The point was that nurses work under physicians while PAs and NPs work with physicians. PAs and NPs have the right to make diagnostic decisions, order tests, write prescriptions, etc. PAs even have independent practice right (essentially) in some states.... they can run their own practice (basically).
Yes, but depending on the state, the diagnostics and treatments an NP or PA can perform can vary considerably.
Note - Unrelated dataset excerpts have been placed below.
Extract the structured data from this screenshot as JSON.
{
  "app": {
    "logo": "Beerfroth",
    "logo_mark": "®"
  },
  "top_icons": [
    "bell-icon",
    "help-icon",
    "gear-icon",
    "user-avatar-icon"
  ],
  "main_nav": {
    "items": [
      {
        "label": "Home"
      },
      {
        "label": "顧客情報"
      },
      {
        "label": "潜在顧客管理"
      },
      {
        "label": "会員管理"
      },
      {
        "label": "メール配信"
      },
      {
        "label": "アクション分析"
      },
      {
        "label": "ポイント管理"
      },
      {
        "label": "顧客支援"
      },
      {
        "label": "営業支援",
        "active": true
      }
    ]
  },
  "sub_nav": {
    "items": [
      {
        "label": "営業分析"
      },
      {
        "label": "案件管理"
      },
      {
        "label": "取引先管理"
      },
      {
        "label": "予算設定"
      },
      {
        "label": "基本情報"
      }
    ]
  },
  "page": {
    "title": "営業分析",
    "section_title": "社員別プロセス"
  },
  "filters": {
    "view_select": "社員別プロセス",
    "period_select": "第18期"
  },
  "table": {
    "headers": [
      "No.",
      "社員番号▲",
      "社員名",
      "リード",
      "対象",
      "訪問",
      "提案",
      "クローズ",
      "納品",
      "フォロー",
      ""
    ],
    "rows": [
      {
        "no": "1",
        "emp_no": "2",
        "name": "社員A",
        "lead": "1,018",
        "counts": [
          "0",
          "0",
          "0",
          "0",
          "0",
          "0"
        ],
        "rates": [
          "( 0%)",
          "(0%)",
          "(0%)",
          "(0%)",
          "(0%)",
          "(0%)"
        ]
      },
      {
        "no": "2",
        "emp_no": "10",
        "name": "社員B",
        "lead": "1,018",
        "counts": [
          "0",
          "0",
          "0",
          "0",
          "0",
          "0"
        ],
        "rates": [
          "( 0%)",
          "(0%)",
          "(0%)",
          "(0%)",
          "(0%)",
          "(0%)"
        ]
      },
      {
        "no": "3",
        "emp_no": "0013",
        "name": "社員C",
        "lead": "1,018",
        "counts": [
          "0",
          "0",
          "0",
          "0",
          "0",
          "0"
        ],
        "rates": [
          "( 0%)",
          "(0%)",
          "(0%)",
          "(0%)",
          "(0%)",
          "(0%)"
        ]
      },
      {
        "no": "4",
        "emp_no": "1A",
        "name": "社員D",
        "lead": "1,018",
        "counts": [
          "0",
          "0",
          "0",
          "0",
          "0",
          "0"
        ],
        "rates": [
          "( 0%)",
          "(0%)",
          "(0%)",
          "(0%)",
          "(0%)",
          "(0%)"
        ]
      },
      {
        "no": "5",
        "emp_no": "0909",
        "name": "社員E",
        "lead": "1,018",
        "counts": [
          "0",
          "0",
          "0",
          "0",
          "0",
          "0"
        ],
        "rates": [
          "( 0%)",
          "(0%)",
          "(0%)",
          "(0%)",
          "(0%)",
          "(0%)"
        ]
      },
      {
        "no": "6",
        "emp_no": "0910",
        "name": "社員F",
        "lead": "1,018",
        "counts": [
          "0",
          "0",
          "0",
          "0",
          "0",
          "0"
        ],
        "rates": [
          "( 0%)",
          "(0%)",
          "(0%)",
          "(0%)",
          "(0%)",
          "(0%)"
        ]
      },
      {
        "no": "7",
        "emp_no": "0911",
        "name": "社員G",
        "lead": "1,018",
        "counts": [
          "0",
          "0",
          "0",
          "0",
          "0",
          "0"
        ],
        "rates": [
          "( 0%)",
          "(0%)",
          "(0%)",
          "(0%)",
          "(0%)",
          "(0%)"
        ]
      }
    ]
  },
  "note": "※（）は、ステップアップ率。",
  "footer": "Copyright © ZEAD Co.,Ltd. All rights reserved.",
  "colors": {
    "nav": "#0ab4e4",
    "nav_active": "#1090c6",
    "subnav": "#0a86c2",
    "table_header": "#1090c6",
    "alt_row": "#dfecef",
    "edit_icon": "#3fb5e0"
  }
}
Certainly PAs and NPs have a right to make diagnostic decisions, order tests, and some in cases, write prescriptions; that's how FasTracks are generally run, and I have no problem with that (in fact as I mentioned earlier in this thread, I think it's a good idea because it lightens the load on EPs to work on the more complex cases). NPs and PAs are generally capable clinicians for a wide variety of cases. But the point is, directly or not, their actions are still supervised (whether by an inhouse physician or not), and their treatments for non straightforward cases as well as uncommon dispositions are still approved by physicians.
What about the ED PA in a rural ED, has no supervision, needs no approval, what are they to do?
Supervision doesn't necessarily imply a physician physically present at all times. Even the deep rural hospital EDs that have certain hours without physician coverage are still required to contract a physician group, which may actually be providing "supervision" for 5 different rural EDs in a 150 mile radius, and during such non-coverage times, the NPs and PAs running trauma are highly experienced and have specialized in-depth training for emergent procedures such as needle decompressions, etc. Even then, such EDs are required to have physicians contracted to be oncall when one isn't available in house. Certainly, if a PA or NP is faced with a life or death situation where they must act
immediately, I certainly agree they should, but again these actions are not completely independent, as they are still legally doing so with the approval of whatever physicians are providing coverage for that facility, and those physicians are still at least partly responsible legally for the outcome.
I follow orders. I also am not required by my SP to get approval for every dose change, lab test ordered, or referral.
Yes, my point was that NPs and PAs are still midlevels and do follow orders from physicians. This is by no means insulting, degrading, or questioning their competence as clinicians; it is just part of their role in the healthcare team. Yes, PAs and NPs make their own medical decisions, but they are not entirely "independent" because they are still subject to approval by SPs, even if their approval is implied, and often does not need to be sought before performing each task. Generally, if an NP or PA feels a CXR or WBC is in order, they order it and 9999/10000 times the SP won't even be bothered about it. But if the PA or NP feel the patient needs an emergent ventriculostomy or to have their chest cracked, and the SP is available in house, most of the time they'll probably want to have a look, even if the PA or NP's call is completely accurate.
depends on the setting...for example I run a small dept without a physician on site.
they review my records after the fact but have no input into individual decisions I make about pts. I do not call them at 2 am to ask if I should admit or send home a pt, etc
I do not ask them about drug a vs drug b. I do not follow a protocol. I use my medical judgement as I have been trained to do. I run codes, intubate, cardiovert, stabilize and transfer trauma, etc.
this is not that uncommon. many small rural depts have distant physician backup available and all care review is done after the fact. in 8 years at my current job I have never called a physician to have them come eval a pt in the dept.
I transfer pts to a higher level of care all the time for diagnostic studies or consults not available at my facility but the decision to transfer or not is mine alone.
In my response, I was addressing a statement that "NPs and PAs do not follow orders from physicians, and make life or death decisions independently". As I mentioned earlier, I am a proponent of NPs and PAs running FasTrack, as this system has been successfully implemented in a myriad of EDs. My issue in particular with the usage of "independence" was that decisions made my NPs and PAs are still subject to approval, review, and revision by physicians, regardless of whether the aforementioned are valid. I am aware that it is not uncommon for NPs and PAs to completely dispo a pt and get a treatment going, but by law, these actions are still performed with the abject consent of a supervisory physician, implied or otherwise.